Sunday, April 12, 2026

Immense “Not Even Wrong” Bucket Of Aristotle!

Unbelievable bullshit people like Aristotle made the shit up without any epistemic humility but the real issue, these folks are still respected. People like Norman Borlaug, Robert Trivers names nor their works are known to anyone. Well, god bless my species. 

In the 4th century BCE, the philosopher Aristotle had two theories about this. He postulated that they hibernated during the winter as other animals did. Swallows, for example, encased themselves in little balls of clay and sank out of sight to the bottom of swamps. His other idea was that the missing species transformed themselves into the birds that did stick around for the winter, and changed back when summer came.

The little old man in de Bergerac’s tale was an imagined Spanish soldier called Domingo Gonsales, and he was the hero of another story. In 1638, just a couple of decades before Cyrano’s “A Voyage to the Moon” became available, the English cleric Francis Godwin published “The Man in the Moone,” a fictional account of Gonsales’ lunar adventure. In the book, Gonsales trained 25 swans to pull an ‘engine’ he had made. One day, he took a jaunt in his swan carriage which happened to coincide with the time birds were accustomed to disappear, as it seemed, from Earth.

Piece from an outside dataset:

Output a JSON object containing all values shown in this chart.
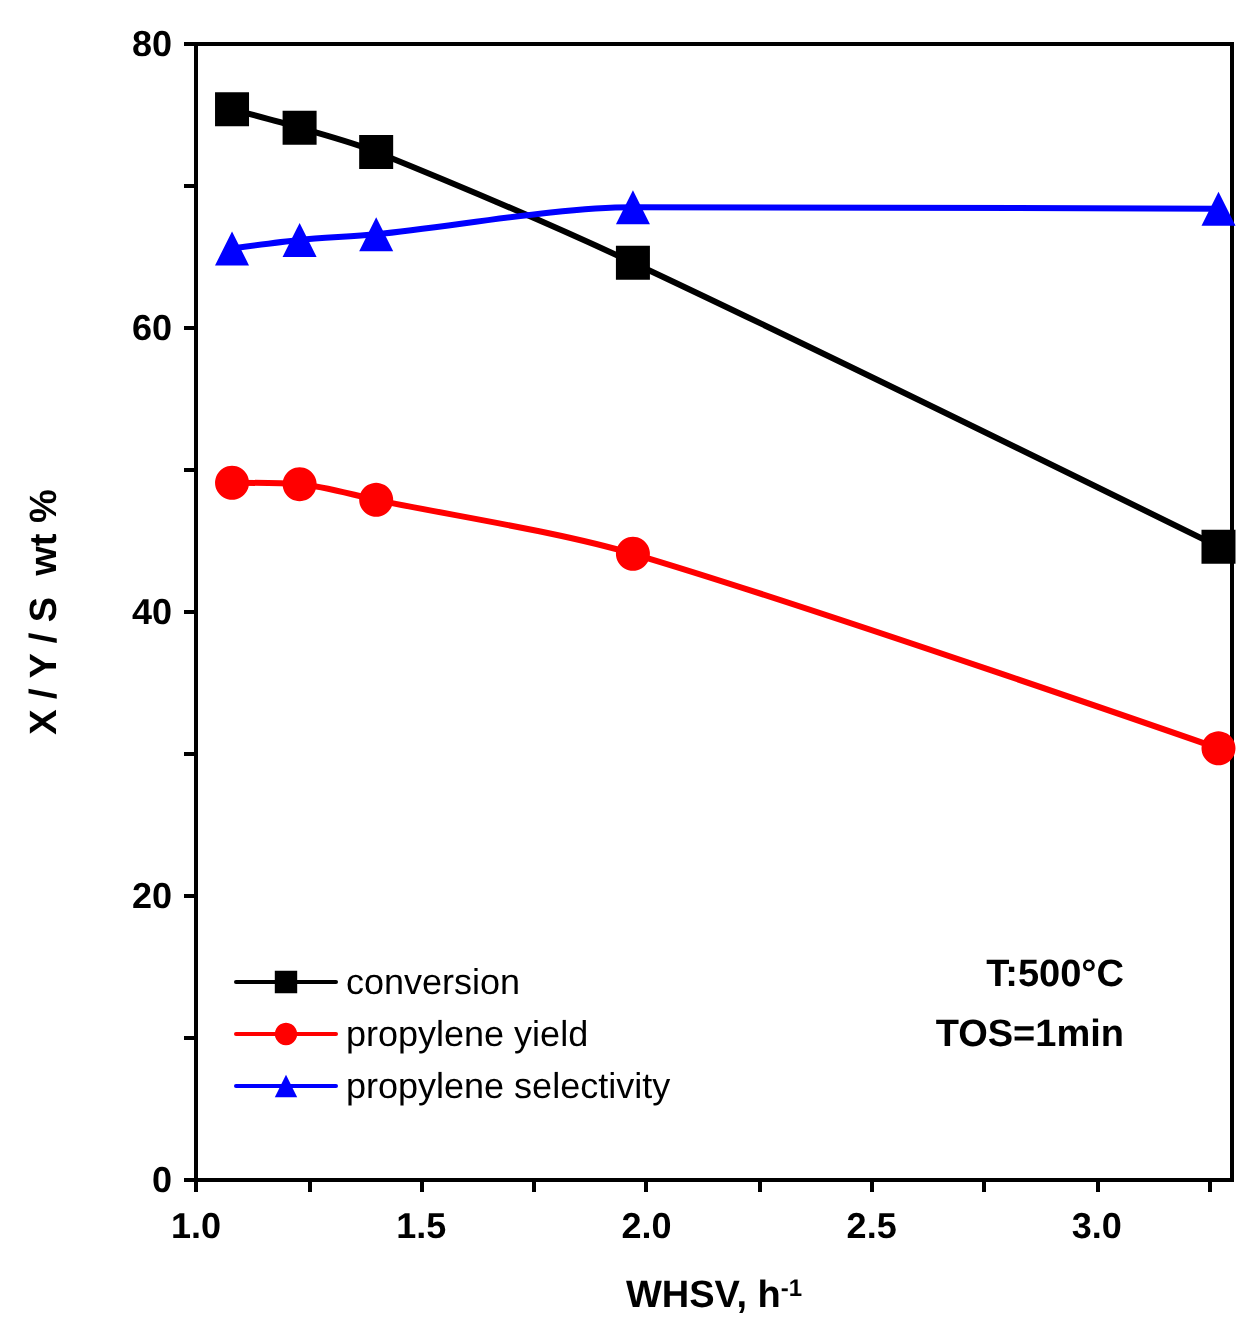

Gonsales was about to find out the answer to the mystery. To his surprise, the swans flew upwards, until they reached what we would think of as orbit and became weightless. French scientist Blaise Pascal’s experiments demonstrating the lack of atmosphere in space had not yet filtered through to Godwin, as both birds and man breathed as usual. In 12 days they reached the Moon, where he found other migrating terrestrial birds, such as swallows, nightingales, and woodcocks. When the swans started to show signs of agitation, he divined that they were ready to return to Earth; and so he harnessed them again and sailed home in nine days, gravitational pull on his side.

This was a ripping yarn for sure, but some thought it was a plausible alternative to Aristotle’s theories, especially as there was a Biblical passage that seemed to allude to it. In the King James translation, it goes:

Yea, the stork in the heaven knoweth her appointed times; and the turtle and the crane and the swallow observe the time of their coming (Jeremiah 8:7).